Villa Verdi in Sant’Agata di Villanova – close to the town of Busseto in the Emilia-Romagna region where he was born – and his home for 50 years, was put up for sale in October after a long-running squabble among his heirs.
Related: Giuseppe Verdi’s house in Italy up for sale, ending quarrel among heirs
Concerts dedicated to Verdi – famous for operas including La Traviata, Aida and Otello – will be held at opera houses in a host of Italian cities until the middle of June, with the proceeds going towards helping the Italian government to buy the home.
Verdi built the house on land he owned in 1848. It was initially inhabited by his parents before he moved in with his second wife, Giuseppina Strepponi, in 1851, remaining there until his death in 1901.
The home is owned by four siblings from the Carrara Verdi family who are descendants of Maria Filomena Verdi, the composer’s younger cousin who was raised by him and Strepponi as their daughter.
It is due to be put up for auction with an estimated starting bid of €30m. However, the Italian state has the right of first refusal after an offer is received.
The government allocated €20m for the purchase of the home, which it intends to use as a museum, in its 2023 budget.
But it now needs the support of the opera houses to bring the project to fruition.
The culture minister, Gennaro Sangiuliano, said it was “the duty of the Republic” to honour the memory of Verdi.
“Together with Garibaldi, Mazzini and Cavour, Verdi was a prominent figure of the Risorgimento [Italian unification],” he added. “When I had the honour of assuming the role of minister, one of the first problems that arose was the fate of the villa.

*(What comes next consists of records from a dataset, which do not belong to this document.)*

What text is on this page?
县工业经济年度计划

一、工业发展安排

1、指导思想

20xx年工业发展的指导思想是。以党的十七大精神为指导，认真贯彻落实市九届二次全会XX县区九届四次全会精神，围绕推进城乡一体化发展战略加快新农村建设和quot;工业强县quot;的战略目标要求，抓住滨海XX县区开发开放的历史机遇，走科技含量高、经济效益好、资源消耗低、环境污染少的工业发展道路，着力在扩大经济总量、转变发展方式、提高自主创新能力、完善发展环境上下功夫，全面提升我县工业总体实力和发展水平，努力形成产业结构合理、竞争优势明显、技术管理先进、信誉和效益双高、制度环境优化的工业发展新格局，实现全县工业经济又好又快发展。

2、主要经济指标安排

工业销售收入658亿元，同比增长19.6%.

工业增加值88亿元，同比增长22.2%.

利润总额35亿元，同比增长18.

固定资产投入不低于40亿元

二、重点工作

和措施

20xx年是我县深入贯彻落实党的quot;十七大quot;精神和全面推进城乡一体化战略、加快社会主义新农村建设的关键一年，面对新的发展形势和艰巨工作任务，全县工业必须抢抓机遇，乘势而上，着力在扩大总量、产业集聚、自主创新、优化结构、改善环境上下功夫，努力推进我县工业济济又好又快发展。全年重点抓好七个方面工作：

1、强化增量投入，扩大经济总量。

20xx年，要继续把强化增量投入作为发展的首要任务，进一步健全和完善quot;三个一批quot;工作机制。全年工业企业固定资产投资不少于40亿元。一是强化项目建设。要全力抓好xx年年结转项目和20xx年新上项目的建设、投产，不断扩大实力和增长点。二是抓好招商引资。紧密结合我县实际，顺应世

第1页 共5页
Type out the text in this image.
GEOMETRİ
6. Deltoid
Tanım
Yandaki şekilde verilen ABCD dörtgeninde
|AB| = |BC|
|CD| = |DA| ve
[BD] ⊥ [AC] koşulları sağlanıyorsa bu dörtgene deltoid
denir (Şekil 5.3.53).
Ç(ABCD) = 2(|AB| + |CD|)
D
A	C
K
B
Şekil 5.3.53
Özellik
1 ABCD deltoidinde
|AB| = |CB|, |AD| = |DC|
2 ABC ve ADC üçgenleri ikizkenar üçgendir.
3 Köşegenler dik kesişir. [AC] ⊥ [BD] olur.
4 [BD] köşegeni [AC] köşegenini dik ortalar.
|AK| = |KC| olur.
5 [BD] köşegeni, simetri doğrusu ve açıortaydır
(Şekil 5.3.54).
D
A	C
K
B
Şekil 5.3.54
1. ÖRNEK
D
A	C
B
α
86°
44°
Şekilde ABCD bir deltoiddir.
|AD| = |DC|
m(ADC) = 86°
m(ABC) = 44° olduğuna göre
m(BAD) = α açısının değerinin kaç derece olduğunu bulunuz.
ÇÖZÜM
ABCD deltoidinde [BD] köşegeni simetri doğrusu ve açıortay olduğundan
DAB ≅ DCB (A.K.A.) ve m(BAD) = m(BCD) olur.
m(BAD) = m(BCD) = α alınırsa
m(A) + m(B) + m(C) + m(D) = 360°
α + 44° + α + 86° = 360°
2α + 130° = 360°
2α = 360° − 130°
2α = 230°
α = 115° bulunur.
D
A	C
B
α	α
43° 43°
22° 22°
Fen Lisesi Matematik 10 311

I never had a moment’s hesitation in thinking that it should be acquired by the state.”
The Carrara Verdi siblings fought over what to do with the home for 20 years, and given that neither could afford to buy each other out, Italy’s supreme court ruled that it must be closed and sold.
Until October, Villa Verdi was lived in by Angiolo Carrara Verdi and partly used as a museum, with visitors able to tour rooms including one containing the bed and other items of furniture from the hotel room in Milan where the composer died.
The home contains about 7,600 other items belonging to Verdi, including his comb, a top hat, manuscripts and a piano.
Verdi had two children with his first wife, Margherita Barezzi, but they both died within a few years of their birth.